QE refers to a monetary policy where the Federal Reserve buys long-term securities (aka bonds) as a way to inject capital into the economy. The central bank buys these bonds from member banks, which trickles down to consumers. Since June 2020, the Fed has purchased $120 billion in bonds per month.
Initially, QE helped the Fed increase the money flow into the markets, which is a growth mechanism. Now that the U.S. is about 18 months into the COVID-19 pandemic, that growth mechanism doesn't need to be so strong, Powell suggests. Tapering would wind it down.
Tapering isn't going to start immediately.

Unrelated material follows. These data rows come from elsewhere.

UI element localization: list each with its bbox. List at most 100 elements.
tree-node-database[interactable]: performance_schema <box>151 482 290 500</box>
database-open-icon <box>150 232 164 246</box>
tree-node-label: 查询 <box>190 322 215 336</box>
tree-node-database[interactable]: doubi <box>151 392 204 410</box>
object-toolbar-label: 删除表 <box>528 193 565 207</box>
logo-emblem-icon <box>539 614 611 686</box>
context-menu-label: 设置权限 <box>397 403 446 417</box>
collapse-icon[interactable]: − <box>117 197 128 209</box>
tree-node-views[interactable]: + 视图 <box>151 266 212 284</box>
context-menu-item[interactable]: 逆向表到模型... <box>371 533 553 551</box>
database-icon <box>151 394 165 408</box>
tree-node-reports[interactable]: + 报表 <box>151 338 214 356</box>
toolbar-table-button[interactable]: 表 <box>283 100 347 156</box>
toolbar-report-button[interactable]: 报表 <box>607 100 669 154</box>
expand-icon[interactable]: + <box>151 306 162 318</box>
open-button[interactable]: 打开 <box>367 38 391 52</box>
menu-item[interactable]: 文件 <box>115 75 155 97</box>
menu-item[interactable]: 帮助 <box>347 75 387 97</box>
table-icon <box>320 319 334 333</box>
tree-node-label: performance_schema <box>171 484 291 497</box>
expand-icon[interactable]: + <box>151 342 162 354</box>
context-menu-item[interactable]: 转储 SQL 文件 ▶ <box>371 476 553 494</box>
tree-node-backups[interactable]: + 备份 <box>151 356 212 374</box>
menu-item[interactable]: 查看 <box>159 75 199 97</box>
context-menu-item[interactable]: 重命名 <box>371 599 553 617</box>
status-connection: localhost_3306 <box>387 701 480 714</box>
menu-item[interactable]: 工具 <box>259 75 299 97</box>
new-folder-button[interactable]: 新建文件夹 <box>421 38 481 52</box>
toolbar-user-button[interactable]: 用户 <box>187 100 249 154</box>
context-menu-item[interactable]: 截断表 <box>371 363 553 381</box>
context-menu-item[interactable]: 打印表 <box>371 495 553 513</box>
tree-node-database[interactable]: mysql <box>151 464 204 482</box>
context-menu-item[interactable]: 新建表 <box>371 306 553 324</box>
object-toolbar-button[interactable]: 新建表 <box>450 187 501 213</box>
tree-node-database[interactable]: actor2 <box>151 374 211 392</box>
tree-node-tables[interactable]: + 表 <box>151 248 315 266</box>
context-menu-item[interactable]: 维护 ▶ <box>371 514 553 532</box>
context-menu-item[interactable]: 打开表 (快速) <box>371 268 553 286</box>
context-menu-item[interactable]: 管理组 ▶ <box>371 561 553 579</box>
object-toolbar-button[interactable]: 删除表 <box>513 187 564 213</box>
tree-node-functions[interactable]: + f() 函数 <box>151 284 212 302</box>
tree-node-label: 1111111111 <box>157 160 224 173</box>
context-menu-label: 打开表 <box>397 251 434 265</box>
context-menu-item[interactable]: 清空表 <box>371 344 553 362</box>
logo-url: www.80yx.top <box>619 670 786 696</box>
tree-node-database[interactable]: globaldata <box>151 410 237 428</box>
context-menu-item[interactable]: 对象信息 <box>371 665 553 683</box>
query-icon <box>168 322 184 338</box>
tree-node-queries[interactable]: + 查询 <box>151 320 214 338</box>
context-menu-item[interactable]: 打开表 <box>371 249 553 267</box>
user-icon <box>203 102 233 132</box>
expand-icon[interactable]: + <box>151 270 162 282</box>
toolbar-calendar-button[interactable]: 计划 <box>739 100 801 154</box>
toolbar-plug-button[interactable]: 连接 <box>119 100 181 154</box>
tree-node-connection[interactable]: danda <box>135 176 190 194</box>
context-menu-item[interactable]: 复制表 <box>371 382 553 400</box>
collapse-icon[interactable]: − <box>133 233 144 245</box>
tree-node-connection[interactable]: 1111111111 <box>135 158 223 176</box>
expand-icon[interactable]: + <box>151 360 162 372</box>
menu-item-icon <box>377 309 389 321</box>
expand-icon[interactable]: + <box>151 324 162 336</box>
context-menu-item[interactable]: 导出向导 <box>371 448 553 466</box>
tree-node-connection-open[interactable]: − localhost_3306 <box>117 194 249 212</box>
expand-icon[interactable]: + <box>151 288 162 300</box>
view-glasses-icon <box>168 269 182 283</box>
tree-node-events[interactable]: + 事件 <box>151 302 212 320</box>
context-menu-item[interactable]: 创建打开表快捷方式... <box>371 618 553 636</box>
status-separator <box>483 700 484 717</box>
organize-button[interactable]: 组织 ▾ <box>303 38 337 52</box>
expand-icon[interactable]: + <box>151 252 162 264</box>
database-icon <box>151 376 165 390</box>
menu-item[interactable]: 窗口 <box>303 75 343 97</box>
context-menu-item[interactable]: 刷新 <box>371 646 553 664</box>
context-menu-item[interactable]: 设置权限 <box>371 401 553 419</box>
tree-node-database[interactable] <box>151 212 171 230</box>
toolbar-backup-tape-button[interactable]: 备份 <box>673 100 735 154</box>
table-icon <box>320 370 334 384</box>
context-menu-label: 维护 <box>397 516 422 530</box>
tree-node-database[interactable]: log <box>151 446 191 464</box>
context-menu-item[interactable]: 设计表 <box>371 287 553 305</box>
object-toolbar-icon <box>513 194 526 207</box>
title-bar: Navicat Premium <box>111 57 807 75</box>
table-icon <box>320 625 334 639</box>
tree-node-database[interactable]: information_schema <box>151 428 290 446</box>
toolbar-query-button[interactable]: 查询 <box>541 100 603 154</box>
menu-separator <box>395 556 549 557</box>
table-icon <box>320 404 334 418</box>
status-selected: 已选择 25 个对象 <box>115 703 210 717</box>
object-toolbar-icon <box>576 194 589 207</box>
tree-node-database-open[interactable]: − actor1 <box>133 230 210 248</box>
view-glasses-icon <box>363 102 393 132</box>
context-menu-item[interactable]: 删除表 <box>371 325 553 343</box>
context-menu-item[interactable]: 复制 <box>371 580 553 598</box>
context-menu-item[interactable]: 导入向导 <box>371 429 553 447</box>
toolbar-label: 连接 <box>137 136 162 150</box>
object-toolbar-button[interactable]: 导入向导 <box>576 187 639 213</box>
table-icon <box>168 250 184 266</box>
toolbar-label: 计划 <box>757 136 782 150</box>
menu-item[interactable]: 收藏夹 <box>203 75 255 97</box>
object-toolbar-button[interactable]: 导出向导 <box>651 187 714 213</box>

Powell isn't pumping the breaks on QE just yet. He foreshadowed tapering, which he says could potentially start before the end of the year. However, that's just an estimate. Investors and everyday Americans will want to keep an eye on what the Fed has to say next to determine when tapering really begins.
How tapering could impact yields
Kathy Jones, the managing director and chief fixed-income strategist for the Schwab Center for Financial Research, said that tapering too quickly could have a negative impact on bond yields for a longer period of time. Jones told reporters, "My feeling on tapering is the slower they go, the higher the yield."
Powell, it seems, is of the same dogma. He doesn't seem to be rushing the tapering process or presuming economic health too soon.
Where do Fed rates fall into the tapering picture?
Tapering QE is a different fiscal policy than lowering interest rates. The Fed has already lowered the federal rate to near-zero, and it has yet to increase. Currently, the central bank forecasts a few interest rate hikes by 2023, which is a later date than it initially proposed.
Tapering could be a way to wean the economy off of pandemic-era stimulus in the meantime. However, Americans still await a concrete tapering plan.